Simon Conway, of the Britain's Landmine Action group, said some countries attending the conference may seek to weaken the one-page draft declaration by demanding postponement of its treaty target date of 2008.
Cluster bomblets are packed into artillery shells, bombs or missiles, which scatter hundreds of the mini-explosives over vast areas, with some failing to explode and endangering civilians years after conflicts end.
The Cluster Munition Coalition, a campaign group co-hosting Wednesday's civilian forum, said as many as 60 percent of the victims in Southeast Asia are children. It said the weapons have recently been used Iraq, Kosovo, Afghanistan and Lebanon, and that billions are stockpiled worldwide.

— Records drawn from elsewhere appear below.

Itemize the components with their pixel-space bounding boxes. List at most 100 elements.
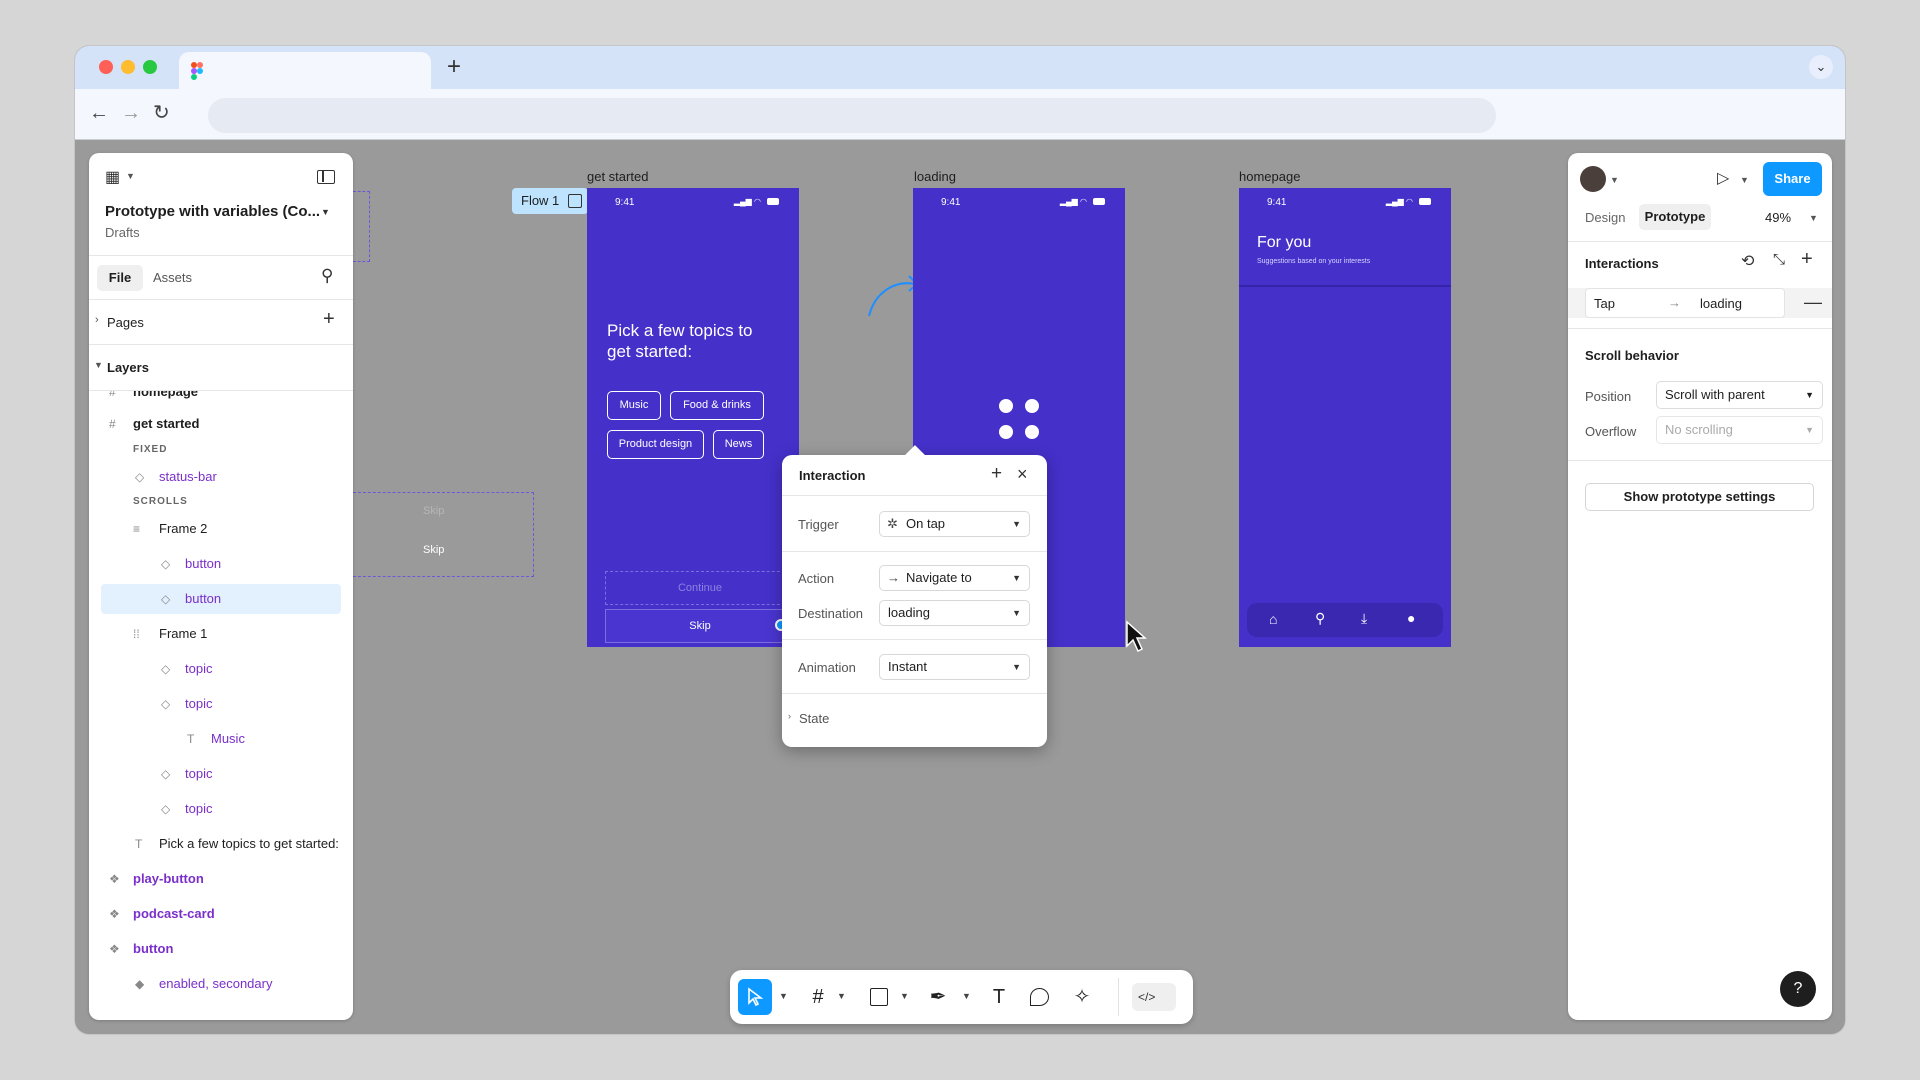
flow-start-label[interactable]: Flow 1 — [512, 188, 588, 214]
forward-icon[interactable]: → — [121, 99, 141, 127]
add-interaction-icon[interactable]: + — [1801, 248, 1813, 271]
toggle-sidebar-icon[interactable] — [317, 170, 335, 184]
component-icon: ❖ — [109, 907, 120, 921]
avatar[interactable] — [1580, 166, 1606, 192]
file-title[interactable]: Prototype with variables (Co... — [105, 203, 320, 220]
layer-frame-2[interactable]: ≡ Frame 2 — [89, 514, 353, 544]
close-icon[interactable]: × — [1017, 464, 1028, 485]
topic-chip-product-design[interactable]: Product design — [607, 430, 704, 459]
share-button[interactable]: Share — [1763, 162, 1822, 196]
new-tab-button[interactable]: + — [447, 52, 461, 82]
browser-tab[interactable] — [179, 52, 431, 89]
search-icon[interactable]: ⚲ — [321, 266, 333, 286]
chevron-down-icon[interactable]: ▼ — [1610, 175, 1619, 185]
tab-design[interactable]: Design — [1585, 210, 1625, 225]
chevron-right-icon[interactable]: › — [788, 711, 791, 721]
connection-icon[interactable]: ⤡ — [1773, 251, 1785, 268]
position-select[interactable]: Scroll with parent ▼ — [1656, 381, 1823, 409]
layer-frame-1[interactable]: ⁞⁞ Frame 1 — [89, 619, 353, 649]
ai-actions-icon[interactable]: ✧ — [1070, 983, 1094, 1011]
home-icon[interactable]: ⌂ — [1269, 611, 1277, 627]
reset-icon[interactable]: ⟲ — [1741, 251, 1754, 271]
layers-section-toggle[interactable]: Layers — [107, 360, 149, 375]
search-icon[interactable]: ⚲ — [1315, 610, 1325, 627]
layer-button-component[interactable]: ❖ button — [89, 934, 353, 964]
layer-homepage[interactable]: # homepage — [89, 391, 353, 407]
tab-prototype[interactable]: Prototype — [1639, 204, 1711, 230]
frame-label-get-started[interactable]: get started — [587, 169, 648, 184]
chevron-down-icon[interactable]: ▼ — [94, 360, 103, 370]
topic-chip-food-drinks[interactable]: Food & drinks — [670, 391, 764, 420]
state-toggle[interactable]: State — [799, 711, 829, 726]
profile-icon[interactable]: ● — [1407, 610, 1415, 626]
trigger-label: Trigger — [798, 517, 839, 532]
layer-button[interactable]: ◇ button — [89, 549, 353, 579]
pen-tool-icon[interactable]: ✒ — [926, 983, 950, 1011]
layer-topic[interactable]: ◇ topic — [89, 689, 353, 719]
chevron-down-icon[interactable]: ▼ — [1809, 213, 1818, 223]
rectangle-tool-icon[interactable] — [870, 988, 888, 1006]
layer-topic[interactable]: ◇ topic — [89, 654, 353, 684]
instance-icon: ◇ — [161, 662, 171, 676]
layer-button-selected[interactable]: ◇ button — [101, 584, 341, 614]
interaction-row[interactable]: Tap → loading — — [1568, 288, 1832, 318]
maximize-window-button[interactable] — [143, 60, 157, 74]
layer-variant[interactable]: ◆ enabled, secondary — [89, 969, 353, 999]
layer-play-button[interactable]: ❖ play-button — [89, 864, 353, 894]
present-play-icon[interactable]: ▷ — [1717, 168, 1729, 188]
animation-select[interactable]: Instant ▼ — [879, 654, 1030, 680]
overflow-select[interactable]: No scrolling ▼ — [1656, 416, 1823, 444]
add-icon[interactable]: + — [991, 463, 1002, 485]
dev-mode-toggle[interactable]: </> — [1132, 983, 1176, 1011]
chevron-down-icon[interactable]: ▼ — [900, 991, 909, 1001]
reload-icon[interactable]: ↻ — [153, 99, 170, 127]
tab-file[interactable]: File — [97, 265, 143, 291]
chevron-down-icon[interactable]: ▼ — [1740, 175, 1749, 185]
continue-button[interactable]: Continue — [605, 571, 795, 605]
layer-topic[interactable]: ◇ topic — [89, 759, 353, 789]
chevron-down-icon[interactable]: ▼ — [126, 171, 135, 181]
mouse-cursor-icon — [1126, 620, 1147, 653]
add-page-icon[interactable]: + — [323, 308, 335, 331]
topic-chip-news[interactable]: News — [713, 430, 764, 459]
tab-menu-button[interactable]: ⌄ — [1809, 55, 1833, 79]
layer-topic[interactable]: ◇ topic — [89, 794, 353, 824]
close-window-button[interactable] — [99, 60, 113, 74]
frame-get-started[interactable]: 9:41 ▂▄▆ ◠ Pick a few topics to get star… — [587, 188, 799, 647]
zoom-level[interactable]: 49% — [1765, 210, 1791, 225]
back-icon[interactable]: ← — [89, 99, 109, 127]
chevron-right-icon[interactable]: › — [95, 314, 99, 326]
minimize-window-button[interactable] — [121, 60, 135, 74]
address-bar[interactable] — [208, 98, 1496, 133]
main-menu-icon[interactable]: ▦ — [105, 167, 120, 187]
help-button[interactable]: ? — [1780, 971, 1816, 1007]
comment-tool-icon[interactable] — [1030, 988, 1049, 1006]
flow-name: Flow 1 — [521, 193, 560, 208]
tab-assets[interactable]: Assets — [153, 270, 192, 285]
remove-interaction-icon[interactable]: — — [1804, 292, 1822, 313]
file-location[interactable]: Drafts — [105, 225, 140, 240]
topic-chip-music[interactable]: Music — [607, 391, 661, 420]
move-tool[interactable] — [738, 979, 772, 1015]
play-flow-icon[interactable] — [568, 194, 582, 208]
layer-headline-text[interactable]: T Pick a few topics to get started: — [89, 829, 353, 859]
layer-music-text[interactable]: T Music — [89, 724, 353, 754]
interaction-modal[interactable]: Interaction + × Trigger ✲ On tap ▼ Actio… — [782, 445, 1047, 747]
chevron-down-icon[interactable]: ▼ — [962, 991, 971, 1001]
download-icon[interactable]: ⤓ — [1361, 610, 1367, 627]
chevron-down-icon[interactable]: ▼ — [779, 991, 788, 1001]
layer-podcast-card[interactable]: ❖ podcast-card — [89, 899, 353, 929]
frame-tool-icon[interactable]: # — [806, 983, 830, 1011]
frame-label-homepage[interactable]: homepage — [1239, 169, 1300, 184]
show-prototype-settings-button[interactable]: Show prototype settings — [1585, 483, 1814, 511]
chevron-down-icon[interactable]: ▼ — [321, 207, 330, 217]
chevron-down-icon[interactable]: ▼ — [837, 991, 846, 1001]
action-select[interactable]: → Navigate to ▼ — [879, 565, 1030, 591]
frame-label-loading[interactable]: loading — [914, 169, 956, 184]
pages-section-toggle[interactable]: Pages — [107, 315, 144, 330]
destination-select[interactable]: loading ▼ — [879, 600, 1030, 626]
skip-button[interactable]: Skip — [605, 609, 795, 643]
text-tool-icon[interactable]: T — [987, 983, 1011, 1011]
trigger-select[interactable]: ✲ On tap ▼ — [879, 511, 1030, 537]
frame-homepage[interactable]: 9:41 ▂▄▆ ◠ For you Suggestions based on … — [1239, 188, 1451, 647]
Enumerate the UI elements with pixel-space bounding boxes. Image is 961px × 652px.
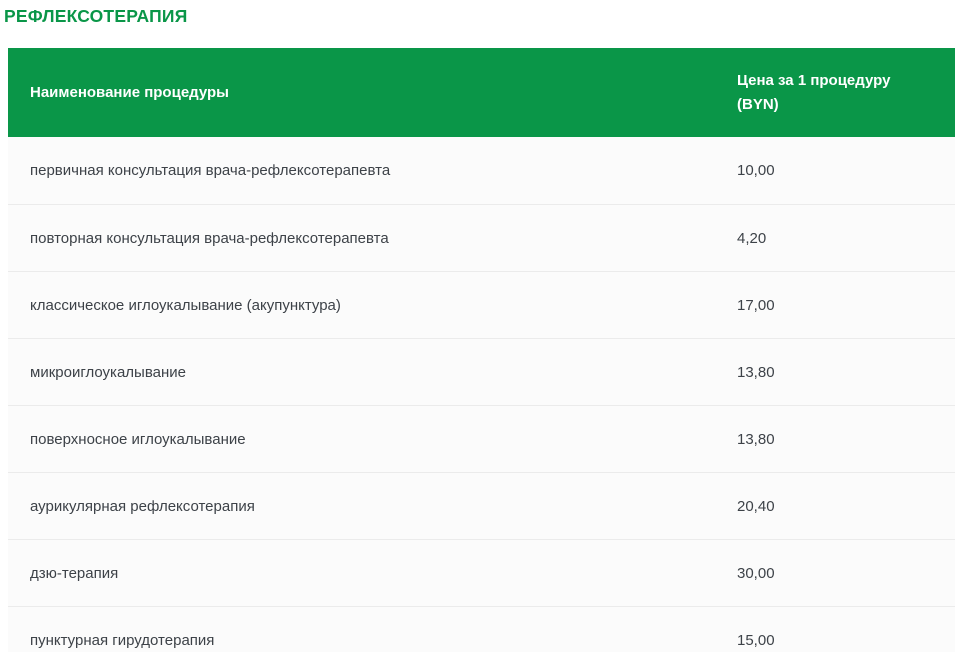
procedure-name: поверхносное иглоукалывание (8, 431, 737, 448)
price-table: Наименование процедуры Цена за 1 процеду… (8, 48, 955, 652)
table-header-row: Наименование процедуры Цена за 1 процеду… (8, 48, 955, 137)
procedure-name: микроиглоукалывание (8, 364, 737, 381)
page-title: РЕФЛЕКСОТЕРАПИЯ (4, 6, 961, 27)
table-row: первичная консультация врача-рефлексотер… (8, 137, 955, 204)
procedure-price: 10,00 (737, 162, 955, 179)
procedure-name: дзю-терапия (8, 565, 737, 582)
procedure-price: 4,20 (737, 230, 955, 247)
table-row: классическое иглоукалывание (акупунктура… (8, 271, 955, 338)
table-row: аурикулярная рефлексотерапия 20,40 (8, 472, 955, 539)
column-header-price-label: Цена за 1 процедуру (BYN) (737, 69, 917, 116)
procedure-price: 20,40 (737, 498, 955, 515)
table-row: поверхносное иглоукалывание 13,80 (8, 405, 955, 472)
table-row: пунктурная гирудотерапия 15,00 (8, 606, 955, 652)
procedure-price: 17,00 (737, 297, 955, 314)
procedure-price: 13,80 (737, 431, 955, 448)
table-row: микроиглоукалывание 13,80 (8, 338, 955, 405)
procedure-name: повторная консультация врача-рефлексотер… (8, 230, 737, 247)
table-row: повторная консультация врача-рефлексотер… (8, 204, 955, 271)
table-body: первичная консультация врача-рефлексотер… (8, 137, 955, 652)
procedure-name: первичная консультация врача-рефлексотер… (8, 162, 737, 179)
column-header-procedure-name: Наименование процедуры (8, 84, 737, 101)
procedure-name: классическое иглоукалывание (акупунктура… (8, 297, 737, 314)
table-row: дзю-терапия 30,00 (8, 539, 955, 606)
procedure-price: 30,00 (737, 565, 955, 582)
procedure-price: 13,80 (737, 364, 955, 381)
column-header-price: Цена за 1 процедуру (BYN) (737, 69, 955, 116)
procedure-name: аурикулярная рефлексотерапия (8, 498, 737, 515)
procedure-price: 15,00 (737, 632, 955, 649)
procedure-name: пунктурная гирудотерапия (8, 632, 737, 649)
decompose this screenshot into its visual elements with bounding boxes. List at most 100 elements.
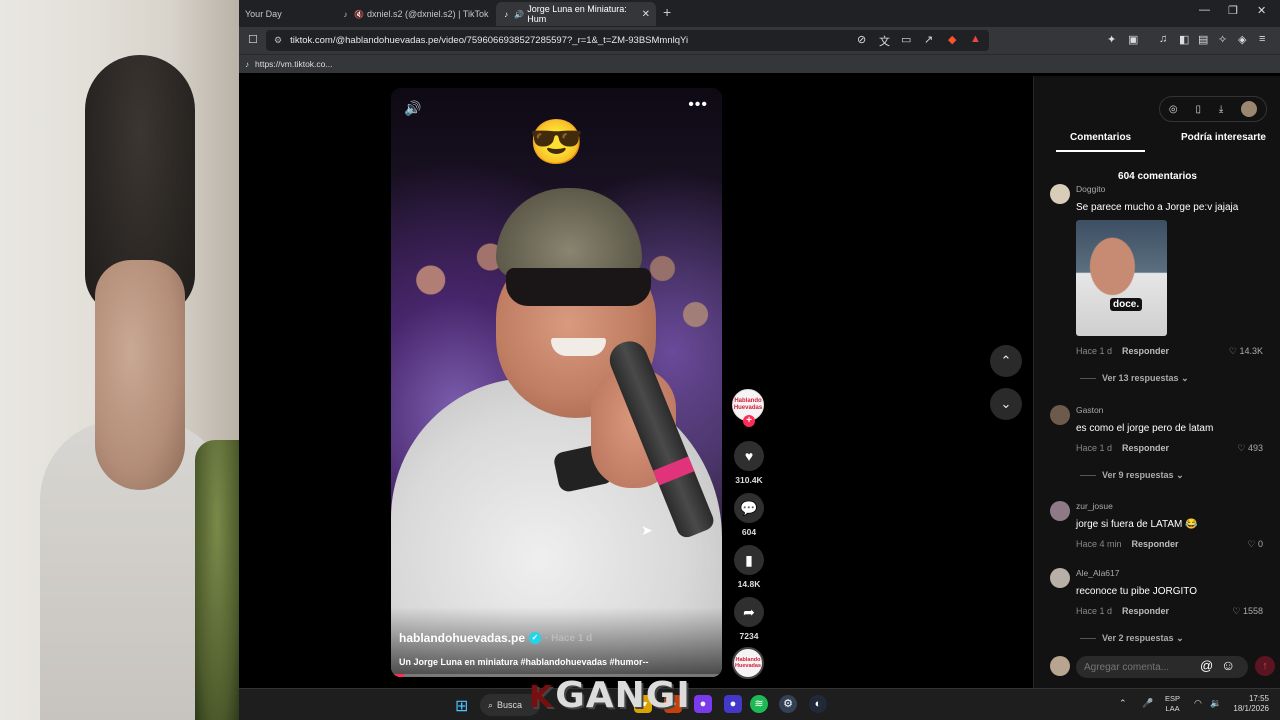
menu-icon[interactable]: ≡ xyxy=(1259,33,1265,45)
more-options-icon[interactable]: ••• xyxy=(688,96,708,114)
reply-button[interactable]: Responder xyxy=(1122,346,1169,356)
avatar[interactable] xyxy=(1050,184,1070,204)
translate-icon[interactable]: 文 xyxy=(879,33,890,49)
cast-icon[interactable]: ▭ xyxy=(901,33,911,46)
comment-user[interactable]: Ale_Ala617 xyxy=(1076,568,1119,578)
share-icon[interactable]: ↗ xyxy=(924,33,933,46)
comment-icon[interactable]: 💬 xyxy=(734,493,764,523)
lang-bottom: LAA xyxy=(1165,704,1180,713)
new-tab-button[interactable]: + xyxy=(663,4,671,20)
comment-user[interactable]: Doggito xyxy=(1076,184,1105,194)
lang-top: ESP xyxy=(1165,694,1181,703)
maximize-icon[interactable]: ❐ xyxy=(1228,4,1238,17)
panel-toolbar: ◎ ▯ ⤓ xyxy=(1159,96,1267,122)
music-disc-text: Hablando Huevadas xyxy=(735,657,761,669)
site-settings-icon[interactable]: ⚙ xyxy=(274,35,282,46)
avatar[interactable] xyxy=(1050,568,1070,588)
video-description[interactable]: Un Jorge Luna en miniatura #hablandohuev… xyxy=(399,657,649,667)
bookmark-link[interactable]: https://vm.tiktok.co... xyxy=(255,59,332,69)
view-replies-button[interactable]: Ver 9 respuestas ⌄ xyxy=(1080,470,1184,481)
next-video-button[interactable]: ⌄ xyxy=(990,388,1022,420)
share-arrow-icon[interactable]: ➦ xyxy=(734,597,764,627)
mute-icon[interactable]: 🔇 xyxy=(354,10,364,19)
tab-label: dxniel.s2 (@dxniel.s2) | TikTok xyxy=(367,9,489,19)
heart-icon[interactable]: ♥ xyxy=(734,441,764,471)
send-button[interactable]: ↑ xyxy=(1255,656,1275,676)
like-action[interactable]: ♥ 310.4K xyxy=(732,441,766,485)
app-icon[interactable]: ● xyxy=(724,695,742,713)
share-count: 7234 xyxy=(739,631,759,641)
bookmark-icon[interactable]: ☐ xyxy=(248,33,258,46)
comment-action[interactable]: 💬 604 xyxy=(732,493,766,537)
reply-button[interactable]: Responder xyxy=(1122,443,1169,453)
save-action[interactable]: ▮ 14.8K xyxy=(732,545,766,589)
app-icon[interactable]: ◐ xyxy=(809,695,827,713)
brave-rewards-icon[interactable]: ▲ xyxy=(970,33,981,45)
leo-ai-icon[interactable]: ✧ xyxy=(1218,33,1227,46)
reply-button[interactable]: Responder xyxy=(1132,539,1179,549)
minimize-icon[interactable]: — xyxy=(1199,4,1210,16)
vpn-icon[interactable]: ◈ xyxy=(1238,33,1246,46)
volume-icon[interactable]: 🔊 xyxy=(404,100,421,117)
media-icon[interactable]: ♫ xyxy=(1159,33,1167,45)
microphone-icon[interactable]: 🎤 xyxy=(1142,698,1153,709)
follow-plus-icon[interactable]: + xyxy=(743,415,755,427)
tab-your-day[interactable]: Your Day xyxy=(239,2,334,26)
comment-text: jorge si fuera de LATAM 😂 xyxy=(1076,519,1198,530)
spotify-icon[interactable]: ≋ xyxy=(750,695,768,713)
bookmark-save-icon[interactable]: ▮ xyxy=(734,545,764,575)
speaker-icon[interactable]: 🔊 xyxy=(514,10,524,19)
volume-tray-icon[interactable]: 🔉 xyxy=(1210,698,1221,709)
phone-icon[interactable]: ▯ xyxy=(1195,104,1201,115)
wallet-icon[interactable]: ▤ xyxy=(1198,33,1208,46)
view-replies-button[interactable]: Ver 13 respuestas ⌄ xyxy=(1080,373,1189,384)
sidebar-icon[interactable]: ◧ xyxy=(1179,33,1189,46)
comment-like[interactable]: ♡ 14.3K xyxy=(1229,346,1263,357)
window-close-icon[interactable]: ✕ xyxy=(1257,4,1266,17)
tab-podria-interesarte[interactable]: Podría interesarte xyxy=(1181,132,1266,152)
comments-panel: ◎ ▯ ⤓ Comentarios Podría interesarte 604… xyxy=(1033,76,1280,688)
language-indicator[interactable]: ESP LAA xyxy=(1165,694,1180,714)
author-name[interactable]: hablandohuevadas.pe xyxy=(399,631,525,645)
tab-jorge-luna[interactable]: ♪ 🔊 Jorge Luna en Miniatura: Hum ✕ xyxy=(496,2,656,26)
mention-icon[interactable]: @ xyxy=(1200,658,1213,673)
profile-avatar[interactable] xyxy=(1241,101,1258,117)
music-disc-icon[interactable]: Hablando Huevadas xyxy=(732,647,764,679)
screenshot-icon[interactable]: ▣ xyxy=(1128,33,1138,46)
search-icon: ⌕ xyxy=(488,699,494,710)
close-icon[interactable]: ✕ xyxy=(642,9,650,20)
reply-button[interactable]: Responder xyxy=(1122,606,1169,616)
no-tracking-icon[interactable]: ⊘ xyxy=(857,33,866,46)
previous-video-button[interactable]: ⌃ xyxy=(990,345,1022,377)
tab-dxniel[interactable]: ♪ 🔇 dxniel.s2 (@dxniel.s2) | TikTok xyxy=(335,2,495,26)
download-icon[interactable]: ⤓ xyxy=(1219,104,1223,115)
search-label: Busca xyxy=(497,700,523,710)
app-icon[interactable]: ● xyxy=(694,695,712,713)
comment-image[interactable]: doce. xyxy=(1076,220,1167,336)
video-player[interactable]: 😎 🔊 ••• hablandohuevadas.pe ✓ · Hace 1 d… xyxy=(391,88,722,677)
brave-shield-icon[interactable]: ◆ xyxy=(948,33,956,46)
tab-comentarios[interactable]: Comentarios xyxy=(1056,132,1146,152)
comment-user[interactable]: zur_josue xyxy=(1076,501,1113,511)
view-replies-button[interactable]: Ver 2 respuestas ⌄ xyxy=(1080,633,1184,644)
extensions-icon[interactable]: ✦ xyxy=(1107,33,1116,46)
url-text: tiktok.com/@hablandohuevadas.pe/video/75… xyxy=(290,35,689,46)
comment-like[interactable]: ♡ 0 xyxy=(1247,539,1263,550)
settings-gear-icon[interactable]: ⚙ xyxy=(779,695,797,713)
compass-icon[interactable]: ◎ xyxy=(1169,104,1178,115)
tab-label: Your Day xyxy=(245,9,282,19)
windows-start-icon[interactable]: ⊞ xyxy=(455,696,468,716)
heart-outline-icon: ♡ xyxy=(1237,443,1246,453)
avatar[interactable] xyxy=(1050,501,1070,521)
comment-text: Se parece mucho a Jorge pe:v jajaja xyxy=(1076,202,1239,213)
comment-like[interactable]: ♡ 493 xyxy=(1237,443,1263,454)
creator-avatar[interactable]: Hablando Huevadas + xyxy=(732,389,764,427)
wifi-icon[interactable]: ◠ xyxy=(1194,698,1202,709)
avatar[interactable] xyxy=(1050,405,1070,425)
comment-user[interactable]: Gaston xyxy=(1076,405,1103,415)
chevron-up-icon[interactable]: ⌃ xyxy=(1119,698,1127,709)
share-action[interactable]: ➦ 7234 xyxy=(732,597,766,641)
clock[interactable]: 17:55 18/1/2026 xyxy=(1227,694,1269,714)
comment-like[interactable]: ♡ 1558 xyxy=(1232,606,1263,617)
emoji-icon[interactable]: ☺ xyxy=(1221,657,1235,673)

"It is about human suffering. ... People are killed long after a conflict," said Thomas Nash, coordinator for the coalition. "'What we have here in Oslo is a historical process that could lead to a treaty."
The U.N. has estimated that Israel dropped as many as 4 million of the bomblets in southern Lebanon during the recent armed conflict there, with as many 40 percent failing to explode on impact.
Children can be attracted to the unexploded weapons by their small size and shape and bright colors, the groups said.
Goose drew parallels to the 1997 drive to ban anti-personnel mines, saying, "There are a lot of similarities. We have a committed group of small and medium sized nations working with non-governmental groups. They are willing to move forward on the issue."
The United States, Russia and China, still refuse to sign the pact on the use of landmines.